Давид Гроссман - Кто-то,с кем можно бежать
- Я это уже, слава Богу, прошла, - сказала Шели очень издалека, - я их вычеркнула совершенно. Обоих. По мне так пускай хоть умрут. Я теперь сама себе мама и папа. А что, я целое родительское собрание! – Снова откинула голову назад и запустила в воздух колокольчики своего смеха, но они прозвучали слишком громко. Она нервно порылась в одном из своих рюкзаков и вынула новую пачку Мальборо.
- Тебе сигарета не мешает?
- Нет. А тебе собака не мешает?
- Почему мешает? Динка её зовут? Пусть будет Динка. Это не как кот Алисы в стране чудес?
Тамар улыбнулась:
- Ты второй человек в мире, который догадался. – Первым был, конечно, Идан.
- Не смотри на меня так, - сказала Шели, - я, если бы сдавала в этом году на аттестат, наверняка бы расширила литературу. – Она вытянула губы в сторону собаки: - Иди сюда Динка, - Динка встала и подошла к ней, как будто годами знала её, - иди к маме, и к маминой маме, и к маминому папе...- она закурила, выдохнула дым в сторону углом рта. – Какие у неё глаза... – прошептала она, - она всё понимает. – И вдруг зарылась лицом в собачью шерсть, и долгие минуты в комнате не было никакого движения, только плечи Шели слегка дрожали.
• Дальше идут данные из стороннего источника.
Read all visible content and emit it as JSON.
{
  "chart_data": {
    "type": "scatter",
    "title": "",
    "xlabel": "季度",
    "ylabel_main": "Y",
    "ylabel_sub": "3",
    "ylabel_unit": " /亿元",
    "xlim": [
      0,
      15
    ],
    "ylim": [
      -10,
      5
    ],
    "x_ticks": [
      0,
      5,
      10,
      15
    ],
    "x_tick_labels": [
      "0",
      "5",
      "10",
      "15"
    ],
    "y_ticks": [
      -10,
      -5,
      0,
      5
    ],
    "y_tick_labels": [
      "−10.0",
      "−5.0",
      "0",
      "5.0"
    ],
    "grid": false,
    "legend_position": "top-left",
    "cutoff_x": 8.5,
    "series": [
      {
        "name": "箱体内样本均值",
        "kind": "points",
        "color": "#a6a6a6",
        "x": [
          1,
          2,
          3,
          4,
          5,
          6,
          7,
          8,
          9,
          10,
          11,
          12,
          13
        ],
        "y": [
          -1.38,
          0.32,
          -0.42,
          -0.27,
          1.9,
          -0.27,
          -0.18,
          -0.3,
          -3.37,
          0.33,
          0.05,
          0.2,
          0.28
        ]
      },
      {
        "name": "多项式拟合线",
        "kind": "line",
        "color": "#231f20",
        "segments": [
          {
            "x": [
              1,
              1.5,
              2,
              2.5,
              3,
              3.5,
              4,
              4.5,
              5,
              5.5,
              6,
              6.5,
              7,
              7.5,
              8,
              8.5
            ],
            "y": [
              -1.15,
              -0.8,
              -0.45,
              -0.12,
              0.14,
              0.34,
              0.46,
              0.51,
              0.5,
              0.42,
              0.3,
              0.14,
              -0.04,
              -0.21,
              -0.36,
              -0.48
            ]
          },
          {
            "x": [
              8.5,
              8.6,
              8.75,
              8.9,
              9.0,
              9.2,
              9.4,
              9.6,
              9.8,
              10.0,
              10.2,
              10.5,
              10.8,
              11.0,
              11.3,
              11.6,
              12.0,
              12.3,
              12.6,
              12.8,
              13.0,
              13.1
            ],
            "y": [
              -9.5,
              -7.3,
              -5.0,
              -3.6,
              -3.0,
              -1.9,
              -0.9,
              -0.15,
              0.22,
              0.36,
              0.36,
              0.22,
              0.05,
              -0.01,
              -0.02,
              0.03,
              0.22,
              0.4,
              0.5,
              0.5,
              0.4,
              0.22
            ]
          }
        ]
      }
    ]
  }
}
Динка стояла. Красивая и благородная, она смотрела вперёд. Тамар перевела взгляд на окно. Косые потоки света проникали сквозь порванные сетки. Тысячи пылинок непрерывно поднимались в них. Шели развернулась на кровати, уселась спиной к комнате.
- Это заразно, - сказала, наконец, надтреснутым голосом, - когда приходит кто-то новый, ещё пахнущий домом, это вдруг нападает и на тебя, нарушает всю твою систему.
Тамар сидела на своей кровати и теребила большие пальцы ног. Потом резким движением вытянулась на ней во весь рост, ощущая ямы и ухабы матраца, и уколы грубого одеяла.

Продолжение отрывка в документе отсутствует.